Die Apostel der Revolution schufen ihre neue Religion

Schon 1788 porträtiert er in einem „Kleinen Almanach der großen Männer der Revolution“ die Mitglieder der Generalstände. Die Revolution erlebt er von Beginn an in ihrem Brennpunkt in Paris. Kurz vor dem Sturm auf die Bastille, am 12. Juni 1789, erscheint sein Journal Politique National, das gegen die Revolution schreibt und bis 1790 erscheint. Es wird abgelöst von seiner nicht weniger antirevolutionären Zeitschrift Actes des Apotre. In ihr zeigt Rivarol sich als Publizist mit klaren Lagebeurteilungen, als einer, der inmitten der sich radikalisierenden Revolution die Notwendigkeit erhaltender, bewahrender Kräfte anmahnt und der erkennt, daß die Apostel der Revolution dabei sind, einer neuen, einer politischen Religion zu huldigen. Er nimmt schon vieles vorweg, was später Alexis de Tocqueville zu seinem Ruhm verhelfen wird. Die Actes des Apotre werden zu einer wichtigen Quelle für Edmund Burkes „Betrachtungen über die Revolution“, die 1790 erscheinen.

Als klar wird, daß die Monarchie dabei ist, sich selbst aufzugeben, kurz vor dem Sturm auf die Tuillerien am 10. August 1792, weicht Rivarol nach Brüssel aus, später geht er nach Hamburg, wo die Schwester schon lebt, und schließlich im Jahr 1800 nach Berlin. Bereits im April 1801 stirbt er hier an einer Erkältung, kaum 48 Jahre alt. Von seinem geplanten großen Wörterbuch der französischen Sprache und einer Theorie der Staatskunst bleiben nur Torsi in der Form von Maximen, die posthume Sammlungen finden.

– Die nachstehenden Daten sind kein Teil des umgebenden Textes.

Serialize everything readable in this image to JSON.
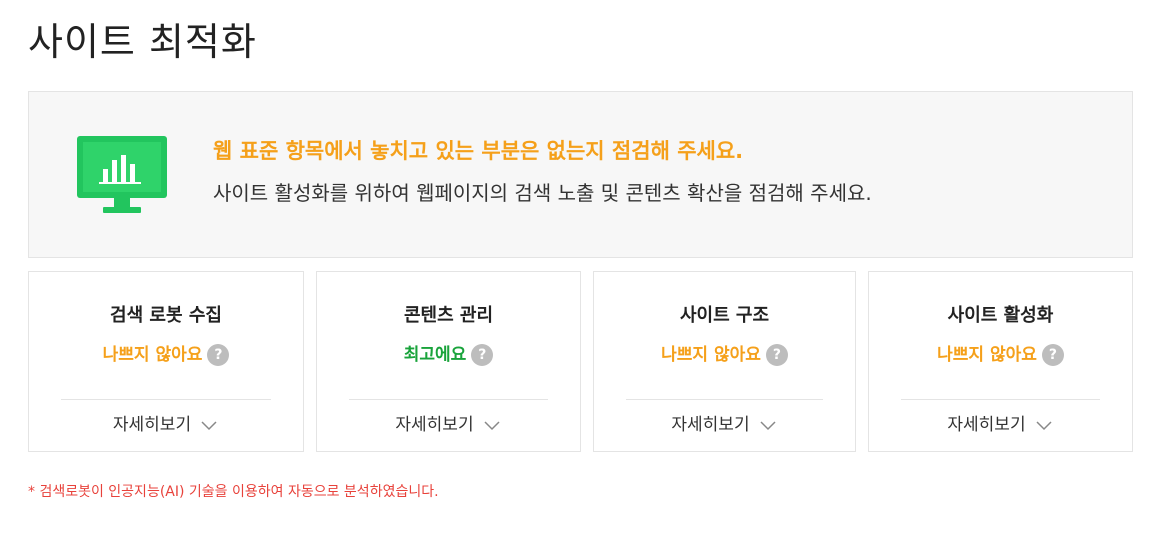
{
  "page": {
    "title": "사이트 최적화"
  },
  "banner": {
    "icon": "monitor-chart-icon",
    "headline": "웹 표준 항목에서 놓치고 있는 부분은 없는지 점검해 주세요.",
    "description": "사이트 활성화를 위하여 웹페이지의 검색 노출 및 콘텐츠 확산을 점검해 주세요."
  },
  "cards": [
    {
      "title": "검색 로봇 수집",
      "status": "나쁘지 않아요",
      "status_color": "#f5a01a",
      "help_icon": "question-icon",
      "detail_label": "자세히보기"
    },
    {
      "title": "콘텐츠 관리",
      "status": "최고에요",
      "status_color": "#19a33b",
      "help_icon": "question-icon",
      "detail_label": "자세히보기"
    },
    {
      "title": "사이트 구조",
      "status": "나쁘지 않아요",
      "status_color": "#f5a01a",
      "help_icon": "question-icon",
      "detail_label": "자세히보기"
    },
    {
      "title": "사이트 활성화",
      "status": "나쁘지 않아요",
      "status_color": "#f5a01a",
      "help_icon": "question-icon",
      "detail_label": "자세히보기"
    }
  ],
  "footnote": "* 검색로봇이 인공지능(AI) 기술을 이용하여 자동으로 분석하였습니다.",
  "colors": {
    "accent_orange": "#f5a01a",
    "accent_green": "#19a33b",
    "footnote_red": "#e8423b",
    "monitor_green": "#22c55e"
  }
}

Rivarols Maximen zur Politik sind die Frucht seiner Erfahrungen und Erkenntnisse während des stürmischen Jahrzehnts zwischen der Revolution 1789 und Napoleons Machtantritt 1799. Mit der Schule der großen antiken Denker wie Aristoteles und Cicero erkennt er den Bogen einer Entwicklung, die mit dem Evangelium der Freiheit und Gleichheit beginnt und mit der Diktatur des neuen ersten Mannes endet. Rivarol stellt nicht ohne Stolz fest, daß er diese Dialektik früh durchschaute, die sich zuerst auf die Vernunft berief, die sie aber dann Schritt für Schritt überflüssig machte und die in Verbrechen endete, nur noch eine „Hoffnung für Kriminelle und Briganten“.

Und mitten darin stand das Volk als Akteur und als Opfer, dessen Bild bei Rivarol kritisch ausfallen muß, erkennt er es doch als stets wandelbar und unzuverlässig, erfüllt mehr von Leidenschaften als von Vernunft, meist ein Werkzeug der Mächtigen, das sich in der Revolution zu wütender Grausamkeit steigern kann. Wenn dann die Regierung, wie Rivarol am Beispiel Ludwigs XVI. demonstrierte, „schlecht genug ist, um zum Aufstand zu reizen“, und zugleich „schwach genug, um ihn nicht ersticken zu können“, dann ist der Sieg der Revolution unabwendbar.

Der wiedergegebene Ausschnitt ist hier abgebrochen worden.